When I was a child, “Happy Holidays” didn’t exist. It was either Happy Christmas, Merry Christmas, or Season’s greetings. Nativity plays were the norm in every school, at least in the land of my birth and ‘Carols by candlelight’ was a vital part of the lead up to Christmas Day itself. Blankets and chairs in hand, the whole family would gather with hundreds of others on some grassy slope and sing their hearts out, and the youth of the church would go out to serenade the lonely and housebound in the community. It was common for the Stable Story to be in life-sized display in public places, and somehow, Christ was the center of it all. Even non-Christians could sing ‘Silent Night’ and’ Hark the Herald Angels Sing’😊. All these memories are precious to me, so you can imagine my heart when I heard some fellow Christians (!) dismissing the singing of carols as outdated relics of ancient tradition, and who could not name even one of these treasures of our Chistian heritage!
Nowadays, even though ‘Happy Holidays’ has become the greeting of choice (lest we offend someone by putting the Christ child at the center of it all), I find myself deliberately taking time with the greetings I share. The stable door opened and revealed to the whole wide world a nativity scene that endures to this day. When I say ‘May you be blessed by the sense of His Presence this Christmas’ they are not just words. They come from a heart that, like yours, longs for a hurting, broken world to get to know Emmanuel, God with us – forevermore!
Thank God He did not remain a baby in a crude crib meant for animal fodder, but we rejoice that He grew in stature with man and God, that He lived and moved with compassionate kindness among the people who needed Him most, until one day, a wicked, cruel world put a stop to it and sent Him to his death.
But ‘Glory be to God in the highest, and on earth, peace, goodwill to all men!’ Death could not hold Him, and He lives today in every heart that finds hope and healing in Him.
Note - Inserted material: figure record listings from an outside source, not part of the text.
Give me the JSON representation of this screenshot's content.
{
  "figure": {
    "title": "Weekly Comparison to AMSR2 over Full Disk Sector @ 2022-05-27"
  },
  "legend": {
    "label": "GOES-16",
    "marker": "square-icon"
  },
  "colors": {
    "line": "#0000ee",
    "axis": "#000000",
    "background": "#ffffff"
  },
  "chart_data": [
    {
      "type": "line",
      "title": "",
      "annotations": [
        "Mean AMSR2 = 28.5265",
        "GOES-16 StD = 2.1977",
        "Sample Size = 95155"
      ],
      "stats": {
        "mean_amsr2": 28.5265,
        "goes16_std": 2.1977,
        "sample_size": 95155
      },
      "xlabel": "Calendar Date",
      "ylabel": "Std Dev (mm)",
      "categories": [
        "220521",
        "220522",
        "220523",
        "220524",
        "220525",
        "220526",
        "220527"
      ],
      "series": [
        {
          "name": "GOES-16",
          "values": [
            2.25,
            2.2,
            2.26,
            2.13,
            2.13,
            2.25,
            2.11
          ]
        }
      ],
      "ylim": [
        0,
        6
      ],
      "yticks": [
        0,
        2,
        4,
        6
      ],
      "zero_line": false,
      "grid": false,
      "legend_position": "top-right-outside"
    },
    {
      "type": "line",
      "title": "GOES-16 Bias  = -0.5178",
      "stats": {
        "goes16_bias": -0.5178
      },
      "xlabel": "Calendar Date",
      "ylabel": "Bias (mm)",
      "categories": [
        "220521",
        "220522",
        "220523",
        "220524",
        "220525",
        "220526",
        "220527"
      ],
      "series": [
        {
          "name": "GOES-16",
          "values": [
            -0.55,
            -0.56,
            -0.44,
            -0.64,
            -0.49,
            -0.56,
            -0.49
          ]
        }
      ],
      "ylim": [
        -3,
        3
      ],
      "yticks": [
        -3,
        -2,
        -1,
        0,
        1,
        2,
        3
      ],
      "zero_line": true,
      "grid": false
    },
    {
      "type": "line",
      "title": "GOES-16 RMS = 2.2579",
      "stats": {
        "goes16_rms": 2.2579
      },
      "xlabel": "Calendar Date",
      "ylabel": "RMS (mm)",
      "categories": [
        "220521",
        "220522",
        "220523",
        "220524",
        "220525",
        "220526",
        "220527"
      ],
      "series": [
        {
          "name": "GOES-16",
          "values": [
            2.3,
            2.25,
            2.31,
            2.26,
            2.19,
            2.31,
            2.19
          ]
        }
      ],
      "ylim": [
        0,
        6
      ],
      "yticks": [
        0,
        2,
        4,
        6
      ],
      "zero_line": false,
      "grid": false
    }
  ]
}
Like the angel song that split the air on that hillside outside Bethlehem, this message rings out from the empty tomb – ‘I was dead, but behold, I am alive for evermore!....Behold, I come quickly; …. I am Alpha and Omega, the beginning and the end, the first and the last.’
From the bottom of my heart, I wish you all a very blessed Christmas, filled with worship and laughter, and the love of friends and family.